I used to use 3K3 and 104 (100nf) capacitors. What that circuit does is inject the CSYNC on the PAL/NTSC selection pin of the video encoder so it switches the mode during the blanking phase. That hack makes it generate PAL video signal while using NTSC timing. Same trick Tec Toy used with the MC1377 on the first Master System console.
Fisher wrote:
- On the MegaDrive's case I think that it's the alternating phase that's the problem. It gets black and white and with alternating colors. But it only happens in some games, that's weird!!

Again, timing problems with the color burst. They put two 100nf capacitors at strategic spots to reduce that a bit.

Fisher wrote:
- I need to take a look at the PS1's transcodification circuit. If I remember correctly it was a transistor, a crystal and two resistors.
Maybe that was a little oscilator that generated the color subcarrier frequency.

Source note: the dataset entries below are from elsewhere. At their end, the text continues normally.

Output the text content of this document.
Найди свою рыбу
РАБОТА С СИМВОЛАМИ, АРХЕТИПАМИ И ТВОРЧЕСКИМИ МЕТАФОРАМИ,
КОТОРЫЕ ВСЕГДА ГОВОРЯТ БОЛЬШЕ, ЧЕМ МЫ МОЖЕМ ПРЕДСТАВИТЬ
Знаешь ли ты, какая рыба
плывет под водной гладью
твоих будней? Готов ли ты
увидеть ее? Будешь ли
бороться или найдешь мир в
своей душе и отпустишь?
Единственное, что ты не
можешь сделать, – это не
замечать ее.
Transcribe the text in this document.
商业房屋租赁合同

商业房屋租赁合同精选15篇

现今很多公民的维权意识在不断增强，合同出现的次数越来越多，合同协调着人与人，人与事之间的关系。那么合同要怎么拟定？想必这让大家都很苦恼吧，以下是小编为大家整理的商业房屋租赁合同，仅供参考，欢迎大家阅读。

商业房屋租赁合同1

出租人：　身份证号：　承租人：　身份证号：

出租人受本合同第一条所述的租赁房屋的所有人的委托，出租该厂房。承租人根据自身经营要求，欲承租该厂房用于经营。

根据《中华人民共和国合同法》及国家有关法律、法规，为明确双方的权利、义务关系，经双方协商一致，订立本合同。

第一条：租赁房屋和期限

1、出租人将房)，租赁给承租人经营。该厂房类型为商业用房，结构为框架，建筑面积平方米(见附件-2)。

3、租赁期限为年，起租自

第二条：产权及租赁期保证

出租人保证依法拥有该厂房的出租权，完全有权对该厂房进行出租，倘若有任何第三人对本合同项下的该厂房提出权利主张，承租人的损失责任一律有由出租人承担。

PS1 has some special optimizations to make the CXA145 image better:
The "GPU" (frame buffer is a better denomination here) outputs a triangular wave for color carrier which helps reducing edges. It also generate that in phase with the HSYNC which helps with dot crawl. Gives out a crisp image on NTSC. Transcodification on that system throw the optimizations out of whack and you get worse picture quality as result. It also has optimizations for PAL video but those are active if the vertical frequency is 50Hz.

Fisher wrote:
- How's the N64 transcodification done? I think it's similar to SNES.

Replied already on another post.

Fisher wrote:
- And at last but not least, is the color subcarrier what carries the colorburst? I'm a bit confused about these two names...

Colorburst is encoded on the sync signal during the blanking phase.

Basically... PAL-M is a hack and you're better avoiding it like the plague.